Yes, it was a drone fitted with cameras, made by Mrinal Pai and T. R. Mughilan, that did the job. Pai and Mughilan now run a start-up called Skylark Drones, and have even made a sale to the Indian Army’s Assam Rifles regiment.
“We live-streamed the video we captured to a ground station, which was monitored by a police personnel. It helped them monitor the crowd in an effective way. They asked us to do the same for Id-Milad procession, after our work on the New Year’s eve,” Pai said.
Drones, or unmanned aerial vehicles, have for long been used by the world’s military forces for surveillance and reconnaissance. Increasingly, they are being used for civilian purposes. If retail giants such as Amazon are testing using drones to deliver packages to customers, real estate companies and municipalities are using them to conduct land surveys, and police forces are deploying them to monitor crowds.
Pai and Mughilan’s journey towards Skylark Drones began in 2008, when they started collaborating on the technology even as students. Their big breakthrough came when they won the SAE aero design competition, organised by the American space agency NASA (National Aeronautics and Space Administration) in 2013. The next year, they founded Skylark, which now has five full-time staff and eight interns.
Pai graduated from R V College of Engineering (RVCE) in 2014 while Mughilan finished his Masters in Aerospace Systems from Purdue University in 2014 after graduating in Mechanical Engineering from RVCE.
There is a growing market for aerial data, potentially worth hundreds of millions, and 22 year old Pai and 24 year old Mughilan know this. "We started out as a drone manufacturing company," said Mrinal Pai. "However, with the wide range of activities for which the drones can be leveraged, we are now looking at ourselves as an aerial data company."
Talking about the company’s first sale, Pai said that Assam regiment of the Indian Army contacted the company with the requirement for a night vision, silent drone. “We built the drone ground up within 10 days and dispatched. They were really happy,” Pai adds. Real estate companies, for instance, are actively looking at using drones for land assessment. Drone images are typically not only more accurate than satellite imagery but drones can also map large tracts of land in a short time. Insurance companies, too, have begun to use drone data. Skylark provides aerial photographs of accident sites to help expedite insurance claims processing at a leading insurance company, Pai and Mughilan said. The start-up’s journey, however, has been far from smooth, not least because regulatory hurdles continue to be the biggest roadblock for the growth of companies such as Skylark. With no clear guidelines or regulations in place, the rules that govern drones and, in effect, these companies, are ambiguous.

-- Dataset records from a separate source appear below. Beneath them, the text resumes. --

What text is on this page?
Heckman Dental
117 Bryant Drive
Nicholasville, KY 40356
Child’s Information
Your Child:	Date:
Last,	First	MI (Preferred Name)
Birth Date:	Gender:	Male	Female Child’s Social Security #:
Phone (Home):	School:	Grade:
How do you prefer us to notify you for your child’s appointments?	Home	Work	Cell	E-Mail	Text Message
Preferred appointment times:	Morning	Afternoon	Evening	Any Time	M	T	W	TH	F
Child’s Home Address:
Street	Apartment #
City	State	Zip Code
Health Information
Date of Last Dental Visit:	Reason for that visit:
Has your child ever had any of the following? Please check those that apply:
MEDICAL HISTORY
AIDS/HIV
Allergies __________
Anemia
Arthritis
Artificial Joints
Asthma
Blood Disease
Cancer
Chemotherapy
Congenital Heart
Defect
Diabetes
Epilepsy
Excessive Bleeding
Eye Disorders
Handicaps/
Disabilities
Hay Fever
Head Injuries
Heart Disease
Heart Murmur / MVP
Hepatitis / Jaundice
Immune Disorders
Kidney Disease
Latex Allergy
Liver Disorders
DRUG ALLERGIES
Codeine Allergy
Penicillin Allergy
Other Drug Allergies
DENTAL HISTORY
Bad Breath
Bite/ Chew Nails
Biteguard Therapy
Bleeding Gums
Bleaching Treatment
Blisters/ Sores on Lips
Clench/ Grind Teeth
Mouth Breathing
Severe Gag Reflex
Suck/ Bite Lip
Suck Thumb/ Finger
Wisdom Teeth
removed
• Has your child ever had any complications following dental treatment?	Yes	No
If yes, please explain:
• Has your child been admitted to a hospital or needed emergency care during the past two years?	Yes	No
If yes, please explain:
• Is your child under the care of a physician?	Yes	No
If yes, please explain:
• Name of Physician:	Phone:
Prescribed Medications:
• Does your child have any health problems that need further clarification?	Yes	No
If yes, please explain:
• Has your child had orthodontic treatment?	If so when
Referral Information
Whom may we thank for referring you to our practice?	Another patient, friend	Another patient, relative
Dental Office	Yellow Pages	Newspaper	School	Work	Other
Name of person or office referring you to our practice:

The US Federal Aviation Administration (FAA) has recently issued regulations and guidelines for the use of drones in civilian airspace in America that could serve as a guide to catalyse other countries to come up with their own drone policies. The Directorate General of Civil Aviation (DGCA) in India is expected to put in place a framework for the use and application of drones in the country in a few months.
Funding the venture is another problem, but the duo are hopeful they will overcome it.